The development of artificial intelligence could help further. In machine learning applied to transportation what we generally see is a change of paradigm in the sense that we are not relying on a model based on a theory. However, we still let an algorithm find a model that helps us reproduce the observation of a certain phenomenon. But what if we try to apply such a principle to create agent’s intelligence? If the intelligence of the agents becomes an additional layer between input and output in a machine learning process, we would create a real hybrid between machine learning and agent-based modeling. The algorithm should not find the laws governing the relationship between input and output but create models at the individual level that would reproduce such output. Such models would be behavioral in a way, but not based on the kind of theory they are currently based on, or any specific theory for that matter.

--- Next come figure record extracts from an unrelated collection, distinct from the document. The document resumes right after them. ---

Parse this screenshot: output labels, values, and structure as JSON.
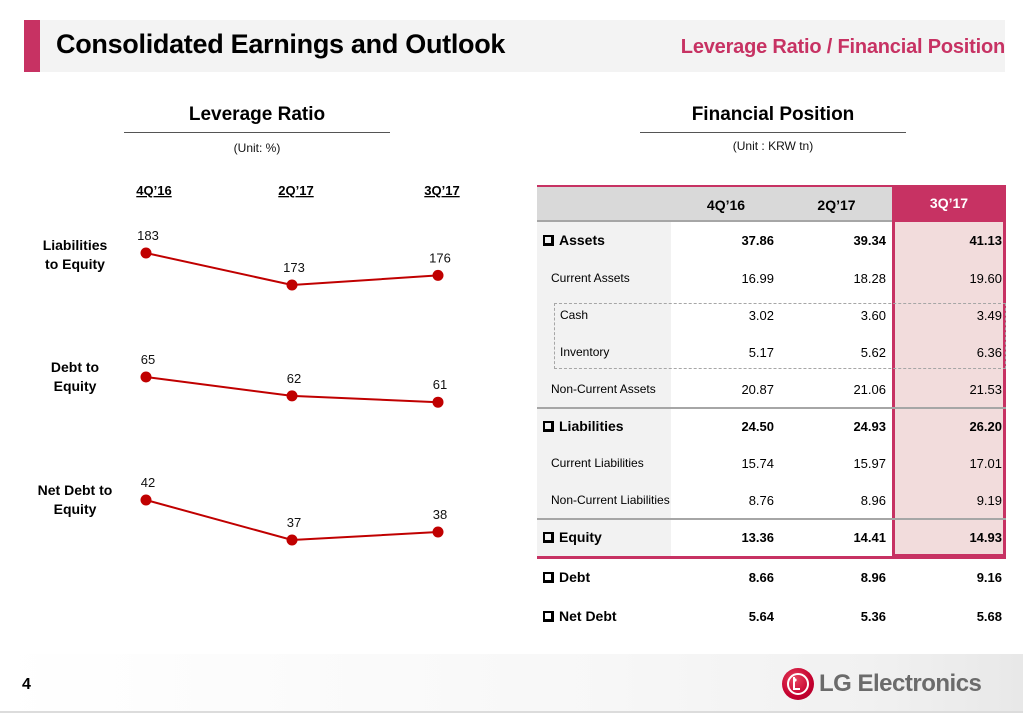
{
  "header": {
    "title": "Consolidated Earnings and Outlook",
    "subtitle": "Leverage Ratio / Financial Position",
    "accent_color": "#c73263"
  },
  "leverage": {
    "title": "Leverage Ratio",
    "unit": "(Unit: %)"
  },
  "financial": {
    "title": "Financial Position",
    "unit": "(Unit : KRW tn)",
    "columns": [
      "4Q’16",
      "2Q’17",
      "3Q’17"
    ],
    "highlight_column": "3Q’17",
    "rows": [
      {
        "label": "Assets",
        "values": [
          "37.86",
          "39.34",
          "41.13"
        ],
        "style": "bold",
        "checkbox": true
      },
      {
        "label": "Current Assets",
        "values": [
          "16.99",
          "18.28",
          "19.60"
        ],
        "style": "sub",
        "checkbox": false
      },
      {
        "label": "Cash",
        "values": [
          "3.02",
          "3.60",
          "3.49"
        ],
        "style": "subsub",
        "checkbox": false
      },
      {
        "label": "Inventory",
        "values": [
          "5.17",
          "5.62",
          "6.36"
        ],
        "style": "subsub",
        "checkbox": false
      },
      {
        "label": "Non-Current Assets",
        "values": [
          "20.87",
          "21.06",
          "21.53"
        ],
        "style": "sub",
        "checkbox": false
      },
      {
        "label": "Liabilities",
        "values": [
          "24.50",
          "24.93",
          "26.20"
        ],
        "style": "bold",
        "checkbox": true
      },
      {
        "label": "Current Liabilities",
        "values": [
          "15.74",
          "15.97",
          "17.01"
        ],
        "style": "sub",
        "checkbox": false
      },
      {
        "label": "Non-Current Liabilities",
        "values": [
          "8.76",
          "8.96",
          "9.19"
        ],
        "style": "sub",
        "checkbox": false
      },
      {
        "label": "Equity",
        "values": [
          "13.36",
          "14.41",
          "14.93"
        ],
        "style": "bold",
        "checkbox": true
      },
      {
        "label": "Debt",
        "values": [
          "8.66",
          "8.96",
          "9.16"
        ],
        "style": "bold",
        "checkbox": true
      },
      {
        "label": "Net Debt",
        "values": [
          "5.64",
          "5.36",
          "5.68"
        ],
        "style": "bold",
        "checkbox": true
      }
    ]
  },
  "chart_data": {
    "type": "line",
    "title": "Leverage Ratio",
    "subtitle": "(Unit: %)",
    "categories": [
      "4Q’16",
      "2Q’17",
      "3Q’17"
    ],
    "xlabel": "",
    "ylabel": "%",
    "grid": false,
    "legend": "none",
    "series_color": "#c00000",
    "series": [
      {
        "name": "Liabilities to Equity",
        "label_lines": [
          "Liabilities",
          "to Equity"
        ],
        "values": [
          183,
          173,
          176
        ]
      },
      {
        "name": "Debt to Equity",
        "label_lines": [
          "Debt to",
          "Equity"
        ],
        "values": [
          65,
          62,
          61
        ]
      },
      {
        "name": "Net Debt to Equity",
        "label_lines": [
          "Net Debt to",
          "Equity"
        ],
        "values": [
          42,
          37,
          38
        ]
      }
    ]
  },
  "footer": {
    "page_number": "4",
    "brand": "LG Electronics"
  }
}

Throwing at them different training sets, sensor observations under certain circumstances and the systemic outcome, their intelligence would be trained and would become more and more general.
Agent-based models are currently largely based on econometric models. If one wants to address a specific problem that the original model does not account for, the model needs to be amended. Possibly calibrated again. Typically, this produces long calibration processes that in turn produce different populations with different characteristics that are suitable for some specific problems. Training the population in a way that directly modifies the intelligence of the agents, should more naturally account for the learning over time that individuals exposed to different situations typically perform. So a population could be continuously updated and calibrated as the data comes in and this will allow solving more general sets of problems, and also to further reduce the need to have specific prior behavioral information (i.e. the behavior of the individuals in certain specific situations vs. more general behavioral norms). An interesting consequence is also that we would have a lesser need to know exactly what each individual has done in order to increase the realism of the behavioral model. For sure, we will still need to make sure that choices are consistent with certain constraints and patterns, but this could be done like we were discussing earlier regarding traffic flow.

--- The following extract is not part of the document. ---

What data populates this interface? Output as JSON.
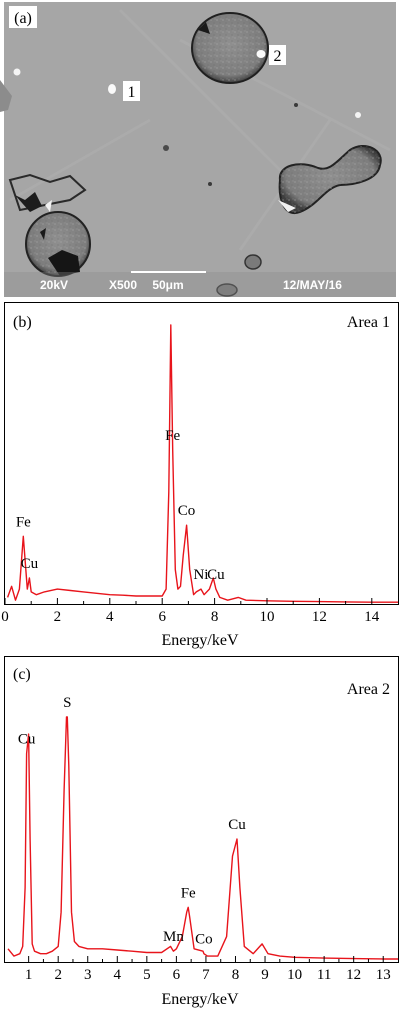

For all this to come into fruition, it is easy to imagine that computer power will play a crucial role. The end of Moore’s law is not encouraging, the further development of cloud computing will help, and quantum computers are still a big unknown. In this context we might need to go back to the kind of coding parsimony that was common money until commercial strategies, more than actual needs, bloated computer programs and made continuous hardware upgrade a necessity.
But if all the pieces of this vision will fall the right way, a deep integration of machine learning techniques into agent-based modeling will be possible and at the same time agent-based simulations will come much closer to be perfect digital twins. GeoTwin is working to be at the forefront of its realisation.